Question 4.3.1: If the state of stress for an element is shown in Figure 4.2...

Face AB has area dA, in m² . The area corresponding to line AC is dA × cos α = 0.924dA; the area corresponding to line BC is dA × sin α = 0.383dA.

Next we can obtain the forces on the faces, $F_i$ in Figure 4.23c, by multiplying the stresses by their respective areas. All $F_i$ are in MN.
$F_1$ = 3 MPa × 0.924dA = 2.78dA.
$F_2$ = 2 MPa × 0.924dA = 1.85dA.
$F_3$ = 2 MPa × 0.383dA = 0.766dA.
$F_4$ = 1 MPa × 0.383dA = 0.383dA.
To keep the wedge in equilibrium, the unknown forces due to unknown normal and shear stresses must balance these forces:

$\sum{F_N}=0                    N = F_1  \cos α – F_2  \sin α – F_3  \cos α + F_4  \sin α = 1.29dA$.

$\sum{F_S}=0                    S = F_1  \sin α + F_2  \cos α – F_3  \sin α – F_4  \cos α = 2.12dA$.

Since forces N and S act on the plane defined by AB, whose area is dA, we divide these values by dA to find the stresses. Thus, $σ_α$ = 1.29 MPa and $τ_α$= 2.12 MPa, in the directions shown in Figure 4.23b.

Conceptually, this is all we are doing in this section. This approach is the starting point for all of the seemingly more sophisticated analyses to follow.

We want to generalize the approach of the example to any initial element and to any inclined wedge. This is illustrated in Figure 4.24. Again, we want to determine the transformed stresses (in the “prime” directions, as in Figure 4.22); again, we apply the equations of equilibrium to our wedge.
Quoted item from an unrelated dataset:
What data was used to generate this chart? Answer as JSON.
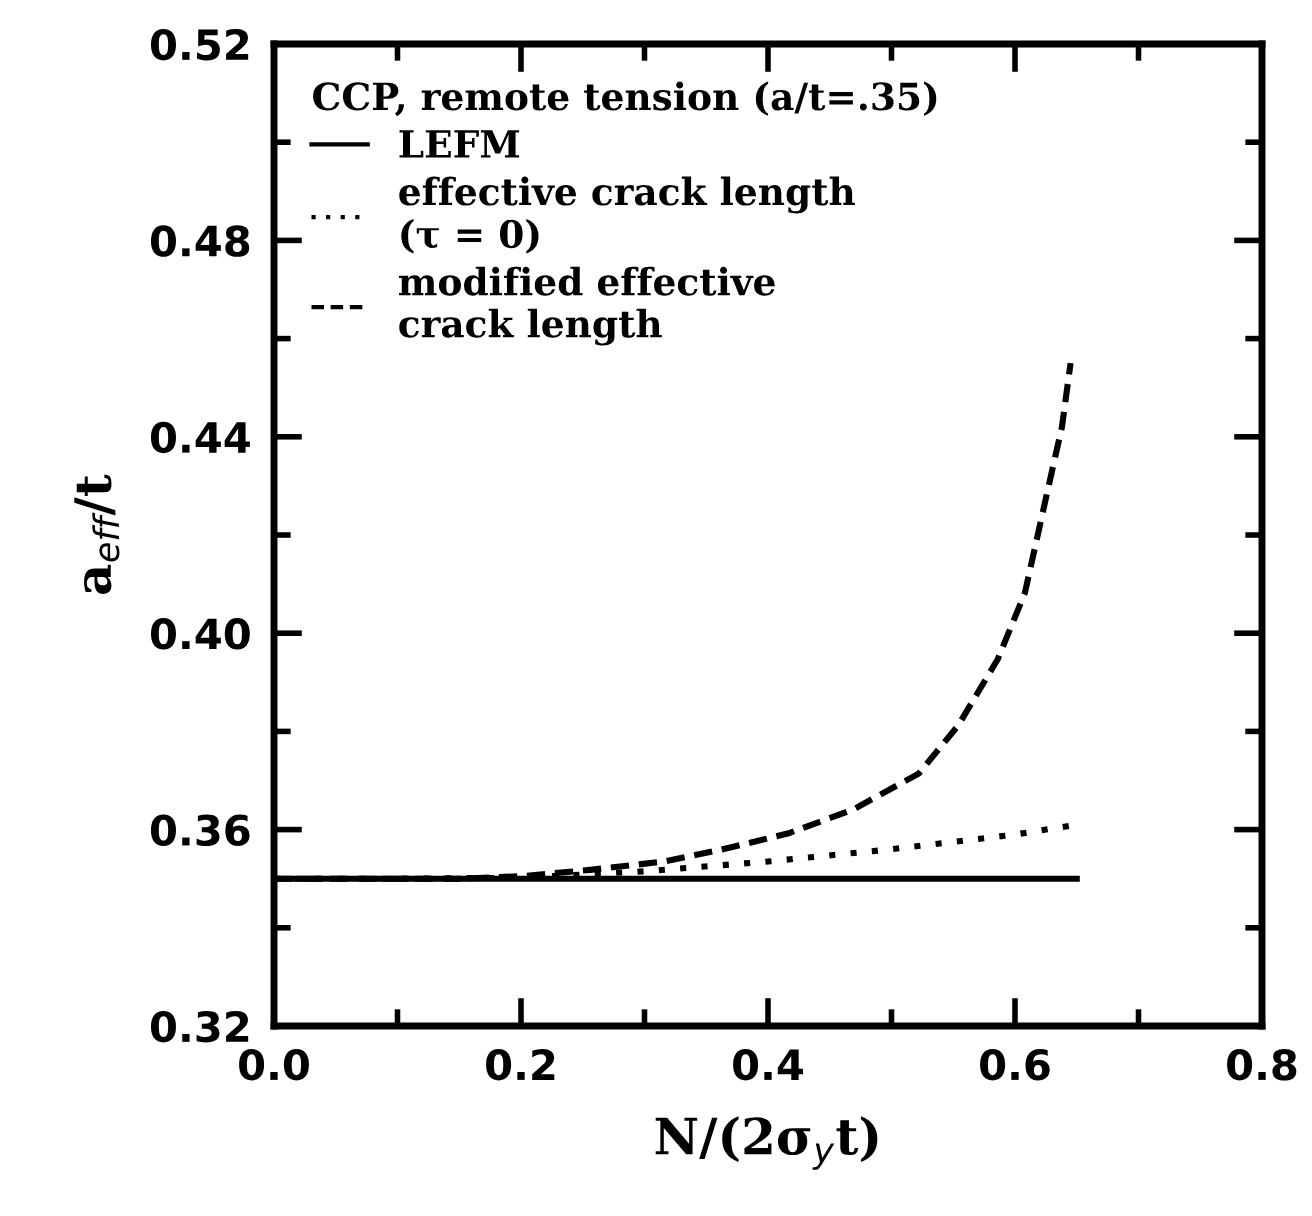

Equilibrium in the x′ and y′ directions requires (check these results as an exercise)

$\sigma _{x^′}=\frac{\sigma _x +\sigma _y}{2} + \frac{\sigma _x -\sigma _y}{2} \cos2 \theta + \tau_{xy} \sin 2 \theta$,             (4.40)

$\tau _{x^′y^′}= \frac{\sigma _x -\sigma _y}{2} \sin 2 \theta + \tau_{xy} \cos 2 \theta$.                           (4.41)

These are the general expressions for the normal and shear stress on any plane located by the angle θ . Clearly, we must know the state of stress in the initial (x, y, z) orientation to find these transformed stresses. The quantities $σ_x , σ_y$ , and $τ_{xy}$ are initially known.
To find the normal stress on the face perpendicular to the wedge face dA (i.e., $σ_{y^′}$) we replace θ by θ + 90 ̊ in the equation for $σ_{x^′}$ and obtain

$\sigma _{y^′}=\frac{\sigma _x +\sigma _y}{2} – \frac{\sigma _x -\sigma _y}{2} \cos2 \theta – \tau_{xy} \sin 2 \theta$.                    (4.42)

If we add this to the equation for $σ_{x^′}$ we see that $σ_{x^′} + σ_{y^′} = σ_x + σ_y$ , meaning that the sum of the normal stresses remains invariant, regardless of orientation.

In plane strain problems where $ε_z = γ_{zx} = γ_{zy} = 0$ , a normal stress $σ_z$ can develop.

This stress is given as $σ_z = ν(σ_x + σ_y )$ , where ν is Poisson’s ratio. However, the forces resulting from this stress do not enter into the relevant equilibrium equations used to derive stress transformation relations. These equations for $σ_{x^′}$ and $σ_{y^′}$ are applicable for plane stress and plane strain.

There are two angles by which our axes can be rotated to achieve the limiting stress cases of extreme normal and extreme shear stress.